Christelle Beauchamp ne se démonta pas. Elle avait mémorisé son scénario et connaissait aussi bien les objections potentielles que les réponses à donner.
Elle reprit.
— Bien. Si vous ne voyez pas de quoi je parle, vous ne verrez donc aucun inconvénient à ce que je communique le contenu de cette lettre ? Il me reste à choisir entre la remettre à la police ou l’envoyer à tous les grands quotidiens. D’après vous, qu’est-ce qui donnera de meilleurs résultats ?
Nouveau blanc.
Elle me regarda d’un air entendu. Ce silence était pour elle un indicateur favorable. Elle sentait qu’elle menait la danse.
Le ton de Tipo se fit agressif.
— Qui êtes-vous ?
— Mon nom ne vous dira rien.
— Pourquoi vous me contactez, moi ?
Elle me lança un coup d’œil interrogateur.
Je n’avais pas prévu une telle question. Je levai les mains en signe d’impuissance.
Elle improvisa.
— Qui voulez-vous que je contacte de votre part ?

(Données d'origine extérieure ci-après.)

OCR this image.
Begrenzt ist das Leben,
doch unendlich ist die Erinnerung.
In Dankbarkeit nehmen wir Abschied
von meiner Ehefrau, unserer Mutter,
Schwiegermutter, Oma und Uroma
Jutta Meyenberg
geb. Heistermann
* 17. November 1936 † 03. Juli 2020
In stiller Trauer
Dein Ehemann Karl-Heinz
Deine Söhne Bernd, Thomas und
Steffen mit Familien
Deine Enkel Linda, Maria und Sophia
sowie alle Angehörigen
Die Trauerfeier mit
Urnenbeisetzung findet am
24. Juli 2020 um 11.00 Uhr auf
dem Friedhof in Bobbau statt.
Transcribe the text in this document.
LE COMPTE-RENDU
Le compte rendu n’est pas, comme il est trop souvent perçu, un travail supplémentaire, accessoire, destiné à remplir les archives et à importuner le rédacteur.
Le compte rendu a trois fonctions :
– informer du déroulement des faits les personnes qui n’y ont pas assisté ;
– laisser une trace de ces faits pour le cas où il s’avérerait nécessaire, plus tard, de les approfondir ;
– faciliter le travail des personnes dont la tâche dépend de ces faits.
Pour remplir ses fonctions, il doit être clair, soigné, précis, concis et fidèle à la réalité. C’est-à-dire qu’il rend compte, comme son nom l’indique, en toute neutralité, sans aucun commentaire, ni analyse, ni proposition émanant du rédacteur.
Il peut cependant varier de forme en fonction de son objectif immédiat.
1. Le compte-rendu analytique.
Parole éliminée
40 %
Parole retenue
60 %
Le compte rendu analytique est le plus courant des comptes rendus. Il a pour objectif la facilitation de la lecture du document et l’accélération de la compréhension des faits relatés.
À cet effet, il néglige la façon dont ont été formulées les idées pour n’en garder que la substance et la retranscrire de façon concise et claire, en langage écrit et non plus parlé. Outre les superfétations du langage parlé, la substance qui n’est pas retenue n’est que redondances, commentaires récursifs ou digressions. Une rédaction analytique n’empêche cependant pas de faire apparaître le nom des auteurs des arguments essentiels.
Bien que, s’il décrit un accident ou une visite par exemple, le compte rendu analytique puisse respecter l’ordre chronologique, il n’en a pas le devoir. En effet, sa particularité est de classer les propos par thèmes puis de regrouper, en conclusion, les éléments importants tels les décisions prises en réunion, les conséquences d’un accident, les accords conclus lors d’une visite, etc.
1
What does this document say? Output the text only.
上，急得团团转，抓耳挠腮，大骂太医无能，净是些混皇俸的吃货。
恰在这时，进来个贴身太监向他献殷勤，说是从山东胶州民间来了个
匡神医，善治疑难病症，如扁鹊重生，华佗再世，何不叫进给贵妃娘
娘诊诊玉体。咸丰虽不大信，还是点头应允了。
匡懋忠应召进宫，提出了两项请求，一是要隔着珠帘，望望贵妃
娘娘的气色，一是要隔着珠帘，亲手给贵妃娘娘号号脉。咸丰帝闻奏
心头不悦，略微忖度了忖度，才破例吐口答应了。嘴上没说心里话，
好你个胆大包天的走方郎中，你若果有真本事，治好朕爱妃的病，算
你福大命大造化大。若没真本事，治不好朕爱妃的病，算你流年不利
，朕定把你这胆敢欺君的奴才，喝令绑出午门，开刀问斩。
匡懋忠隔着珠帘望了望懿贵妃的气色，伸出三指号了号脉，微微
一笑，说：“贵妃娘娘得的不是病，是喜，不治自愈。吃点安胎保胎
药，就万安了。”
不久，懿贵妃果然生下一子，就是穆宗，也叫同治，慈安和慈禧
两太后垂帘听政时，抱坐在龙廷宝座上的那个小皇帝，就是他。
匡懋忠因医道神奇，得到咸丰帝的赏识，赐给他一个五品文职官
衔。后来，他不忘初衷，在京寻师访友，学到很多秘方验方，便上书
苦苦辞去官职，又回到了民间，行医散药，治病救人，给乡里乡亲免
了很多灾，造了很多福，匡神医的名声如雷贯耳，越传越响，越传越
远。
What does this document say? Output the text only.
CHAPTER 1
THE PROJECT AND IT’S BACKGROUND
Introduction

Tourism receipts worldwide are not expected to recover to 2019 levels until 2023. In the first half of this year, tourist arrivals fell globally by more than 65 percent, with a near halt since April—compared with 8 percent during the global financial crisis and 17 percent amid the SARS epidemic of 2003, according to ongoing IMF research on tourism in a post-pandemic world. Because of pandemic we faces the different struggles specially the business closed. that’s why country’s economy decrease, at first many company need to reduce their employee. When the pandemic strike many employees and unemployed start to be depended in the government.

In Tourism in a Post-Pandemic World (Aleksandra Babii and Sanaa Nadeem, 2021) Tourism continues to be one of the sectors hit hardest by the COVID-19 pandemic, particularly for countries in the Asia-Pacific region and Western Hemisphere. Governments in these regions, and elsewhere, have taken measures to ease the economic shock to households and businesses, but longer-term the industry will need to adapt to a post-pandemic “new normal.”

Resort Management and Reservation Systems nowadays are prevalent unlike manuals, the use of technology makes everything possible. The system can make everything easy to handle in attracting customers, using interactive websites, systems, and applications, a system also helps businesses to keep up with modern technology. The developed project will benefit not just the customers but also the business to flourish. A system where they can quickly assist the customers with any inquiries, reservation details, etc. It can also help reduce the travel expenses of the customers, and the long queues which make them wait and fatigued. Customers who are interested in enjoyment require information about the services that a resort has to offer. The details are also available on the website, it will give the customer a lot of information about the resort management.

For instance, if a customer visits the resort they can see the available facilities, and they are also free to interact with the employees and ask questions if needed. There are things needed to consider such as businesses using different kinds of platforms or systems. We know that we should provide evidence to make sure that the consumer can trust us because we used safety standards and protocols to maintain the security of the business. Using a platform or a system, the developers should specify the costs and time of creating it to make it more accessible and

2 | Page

J’entendis Tipo émettre une bordée de jurons dans plusieurs langues.
Il se fit menaçant.
— Sale pute ! Qu’est-ce que tu veux ?
Nous revenions dans le canevas attendu.
— La même chose que Nolwenn. Multiplié par deux pour ce qui lui est arrivé. Vous avez vingt-quatre heures pour réunir la somme. Passé ce délai, je ne réponds de rien. L’échange se fera à Paris, demain soir. L’argent contre la lettre. Rappelez-moi à ce numéro quand vous aurez l’argent et que vous serez prêt à partir, je vous donnerai la suite du programme.
Comme convenu, elle raccrocha.
Elle était blême.
Je fis un effort et exultai.
— Bravo, bien joué Christelle !
— Ne m’appelez pas Christelle.
— S’il vous rappelle, ne répondez pas. Il faut le laisser mijoter pendant au moins trois ou quatre heures, au minimum.
— Que va-t-il faire, à votre avis ?
— Je n’en ai pas la moindre idée, mais nous avons donné un coup de pied dans la fourmilière. Cet appel va faire des remous. Il va passer une nuit blanche. Ce qui est sûr, c’est que son téléphone va chauffer et que mon ami Witmeur va se régaler.